LOG CABIN CHRONICLES

In Canada, the monarchy's a good thing

Posted 5.23.17
FRED RYAN

SHAWVILLE, QUEBEC | The old argument about Canada being -- or not -- a monarchy has indeed grown old. It's no longer a burning issue, except, probably, within the Monarchist League and in various republican grouplets.

Yet it's still worth some thought.

We are all looking south these days, wondering if we are witnessing the disintegration of the American Empire. Trump does have an old Roman flavour about him. Is he to be one of those final emperors who fooled everyone, including himself, into extravagant self-destructive adventures?

No, Mr. Trump's not an emperor.

That's his problem, we may suppose, but we must also realize it is our problem. In our case, however, we have found one answer to the fear of a collapsing empire.

The monarchy.

Here's how it looks: starting with the US, things grew so bad with "government" that the mob was willing last November to throw aside its world-admired system and elect, not a Roman, but a modern-day Mussolini.

The US "government" had been over-seeing the wholesale transfer of wealth to the richest, the 1 percent, while ordinary working people were struggling -- and getting mad. Along comes a rabble-rouser, one with flair and media savvy, and he capitalizes on that anger, gives it leadership, he says. The workers of that world did unite, briefly, and Mr Trump was elected.

But the monarchy? And Canada?

Just this: Canadians did grow tired of The Chretien Calm -- when our own national wealth was increasingly headed to the 1 percent here (plus foreign corporations, which are part of the 1 percent ). Canadians, too, were not getting ahead. Our incomes have been stuck in the 1970's! Anger, here too, was rising -- but not enough to cause more than voter ambivalence between a Wooden Rightist and a series of party-promoted opponents. Not the American model. And why not? Why didn't Canadians anticipate the route of our neighbours?
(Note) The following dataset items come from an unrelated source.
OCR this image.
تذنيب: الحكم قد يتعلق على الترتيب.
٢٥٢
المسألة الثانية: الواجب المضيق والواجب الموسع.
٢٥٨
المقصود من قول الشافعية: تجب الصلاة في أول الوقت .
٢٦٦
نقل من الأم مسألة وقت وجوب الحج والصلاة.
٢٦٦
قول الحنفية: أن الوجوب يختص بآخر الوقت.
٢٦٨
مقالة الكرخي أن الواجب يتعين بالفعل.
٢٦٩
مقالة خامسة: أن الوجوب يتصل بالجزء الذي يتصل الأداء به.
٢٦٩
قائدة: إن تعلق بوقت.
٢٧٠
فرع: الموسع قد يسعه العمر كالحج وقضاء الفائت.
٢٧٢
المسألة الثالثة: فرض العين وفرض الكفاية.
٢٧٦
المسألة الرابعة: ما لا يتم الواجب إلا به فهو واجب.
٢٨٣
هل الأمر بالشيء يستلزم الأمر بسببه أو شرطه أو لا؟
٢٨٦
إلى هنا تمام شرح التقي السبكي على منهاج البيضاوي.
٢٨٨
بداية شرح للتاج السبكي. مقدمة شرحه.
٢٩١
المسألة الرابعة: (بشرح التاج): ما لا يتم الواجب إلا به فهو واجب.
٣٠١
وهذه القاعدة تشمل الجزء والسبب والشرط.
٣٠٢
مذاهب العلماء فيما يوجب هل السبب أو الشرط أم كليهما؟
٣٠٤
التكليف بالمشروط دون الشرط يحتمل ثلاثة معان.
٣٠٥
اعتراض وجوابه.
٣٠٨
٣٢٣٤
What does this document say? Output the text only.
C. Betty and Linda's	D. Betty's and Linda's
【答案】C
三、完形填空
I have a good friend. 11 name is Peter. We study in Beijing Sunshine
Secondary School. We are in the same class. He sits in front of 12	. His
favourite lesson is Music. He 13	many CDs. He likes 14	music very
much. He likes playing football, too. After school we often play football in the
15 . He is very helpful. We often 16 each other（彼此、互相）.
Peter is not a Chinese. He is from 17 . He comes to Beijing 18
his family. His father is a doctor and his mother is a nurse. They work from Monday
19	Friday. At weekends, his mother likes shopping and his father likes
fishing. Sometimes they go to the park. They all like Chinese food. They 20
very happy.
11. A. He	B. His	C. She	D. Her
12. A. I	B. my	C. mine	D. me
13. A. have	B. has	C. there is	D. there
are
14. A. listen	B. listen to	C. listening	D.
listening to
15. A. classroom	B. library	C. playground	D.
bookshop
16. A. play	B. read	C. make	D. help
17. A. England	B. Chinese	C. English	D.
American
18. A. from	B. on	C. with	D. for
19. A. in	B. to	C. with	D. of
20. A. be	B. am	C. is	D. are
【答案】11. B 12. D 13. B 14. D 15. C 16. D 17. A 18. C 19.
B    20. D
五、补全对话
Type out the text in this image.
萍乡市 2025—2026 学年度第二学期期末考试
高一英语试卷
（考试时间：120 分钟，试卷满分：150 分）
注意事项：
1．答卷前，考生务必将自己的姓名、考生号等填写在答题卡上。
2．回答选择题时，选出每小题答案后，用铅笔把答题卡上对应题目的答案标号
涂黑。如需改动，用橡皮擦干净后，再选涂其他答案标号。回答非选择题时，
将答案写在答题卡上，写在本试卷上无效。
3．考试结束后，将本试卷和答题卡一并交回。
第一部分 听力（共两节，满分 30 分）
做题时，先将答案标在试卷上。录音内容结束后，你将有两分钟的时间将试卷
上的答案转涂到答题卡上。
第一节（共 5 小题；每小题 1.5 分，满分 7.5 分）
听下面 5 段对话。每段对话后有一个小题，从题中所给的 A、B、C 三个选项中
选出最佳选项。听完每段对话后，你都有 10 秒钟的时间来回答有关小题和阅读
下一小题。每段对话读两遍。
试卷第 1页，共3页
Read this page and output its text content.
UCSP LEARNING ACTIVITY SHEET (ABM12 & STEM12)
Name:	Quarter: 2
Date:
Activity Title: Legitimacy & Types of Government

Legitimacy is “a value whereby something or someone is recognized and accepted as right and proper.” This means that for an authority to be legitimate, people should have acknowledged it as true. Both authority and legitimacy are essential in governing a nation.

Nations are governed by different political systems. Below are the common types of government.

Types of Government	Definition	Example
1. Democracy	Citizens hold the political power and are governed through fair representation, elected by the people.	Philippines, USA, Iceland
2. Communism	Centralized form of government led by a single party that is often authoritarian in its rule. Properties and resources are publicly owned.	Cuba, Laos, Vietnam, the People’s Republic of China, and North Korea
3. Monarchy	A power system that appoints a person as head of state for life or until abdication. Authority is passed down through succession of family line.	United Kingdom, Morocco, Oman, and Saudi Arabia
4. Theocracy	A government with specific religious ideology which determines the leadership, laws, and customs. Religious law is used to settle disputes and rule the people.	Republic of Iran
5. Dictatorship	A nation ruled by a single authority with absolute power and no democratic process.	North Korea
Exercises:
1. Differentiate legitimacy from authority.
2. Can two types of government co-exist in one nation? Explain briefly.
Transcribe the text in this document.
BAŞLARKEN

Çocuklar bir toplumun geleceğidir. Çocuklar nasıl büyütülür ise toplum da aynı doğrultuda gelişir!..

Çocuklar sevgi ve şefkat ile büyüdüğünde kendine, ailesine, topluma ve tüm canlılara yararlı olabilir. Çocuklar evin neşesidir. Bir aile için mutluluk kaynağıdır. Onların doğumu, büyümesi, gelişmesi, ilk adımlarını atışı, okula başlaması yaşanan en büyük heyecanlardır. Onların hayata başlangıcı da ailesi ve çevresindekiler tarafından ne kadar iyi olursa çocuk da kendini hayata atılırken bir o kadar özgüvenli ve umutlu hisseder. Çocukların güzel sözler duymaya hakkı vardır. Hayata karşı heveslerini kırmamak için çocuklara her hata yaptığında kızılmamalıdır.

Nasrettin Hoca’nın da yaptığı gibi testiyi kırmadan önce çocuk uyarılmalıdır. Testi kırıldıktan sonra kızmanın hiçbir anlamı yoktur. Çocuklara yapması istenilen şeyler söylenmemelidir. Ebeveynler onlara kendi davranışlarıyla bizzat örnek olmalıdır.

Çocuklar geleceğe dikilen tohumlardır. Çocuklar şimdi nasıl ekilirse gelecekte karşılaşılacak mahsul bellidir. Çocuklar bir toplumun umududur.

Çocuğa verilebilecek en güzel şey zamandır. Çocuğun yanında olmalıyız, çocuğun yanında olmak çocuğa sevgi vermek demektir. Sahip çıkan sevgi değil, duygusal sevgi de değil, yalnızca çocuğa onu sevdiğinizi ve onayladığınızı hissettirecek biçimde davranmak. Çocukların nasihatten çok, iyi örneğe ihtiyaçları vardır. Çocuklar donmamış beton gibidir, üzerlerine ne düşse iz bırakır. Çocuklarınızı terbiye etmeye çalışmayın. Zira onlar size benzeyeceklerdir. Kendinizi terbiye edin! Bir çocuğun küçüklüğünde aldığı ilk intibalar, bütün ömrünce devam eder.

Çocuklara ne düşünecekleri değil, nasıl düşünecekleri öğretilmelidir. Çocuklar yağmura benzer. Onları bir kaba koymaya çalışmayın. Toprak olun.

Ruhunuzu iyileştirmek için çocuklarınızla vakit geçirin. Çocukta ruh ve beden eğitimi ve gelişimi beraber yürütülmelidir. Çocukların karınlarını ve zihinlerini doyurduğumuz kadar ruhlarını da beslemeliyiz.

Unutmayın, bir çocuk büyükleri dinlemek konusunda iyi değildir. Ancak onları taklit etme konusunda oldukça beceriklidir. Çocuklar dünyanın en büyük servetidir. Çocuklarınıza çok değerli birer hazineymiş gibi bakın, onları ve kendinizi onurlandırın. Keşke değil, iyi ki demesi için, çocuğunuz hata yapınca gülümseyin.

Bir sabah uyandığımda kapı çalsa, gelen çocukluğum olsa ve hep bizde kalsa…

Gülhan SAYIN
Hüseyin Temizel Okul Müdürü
Because of the monarchy, I say.

Not the monarch alone, certainly not. It's hard to see anything the monarch alone might have contributed! No, the entire superstructure of the monarchy added a powerful insulating effect to the "government" here in Canada. Even more, it added and still adds a patina of respect -- and we're taught to respect history the way the Yanks are not.

Our monarchist superstructure is complex and very widespread, reaching from the Governor General's mansion in Ottawa to every province, to most colleges and universities -- a surprisingly wide and robust network. This provides our "government" a huge garment of respectability, almost a cloak of invisibility when it comes to shady dealings. We hardly ever hear carping about the "government" here, nowhere near in comparison to the US with its media-encouraged accusations of government corruption, arrogance, and robbery.

The day our monarchy (with its measured-march ceremony and pointless uniforms and flags) begins to look like a gang of Bay Street thieves robbing the nation blind, that day we're in big trouble. We'd get a Trump. Instead, we have a monarch.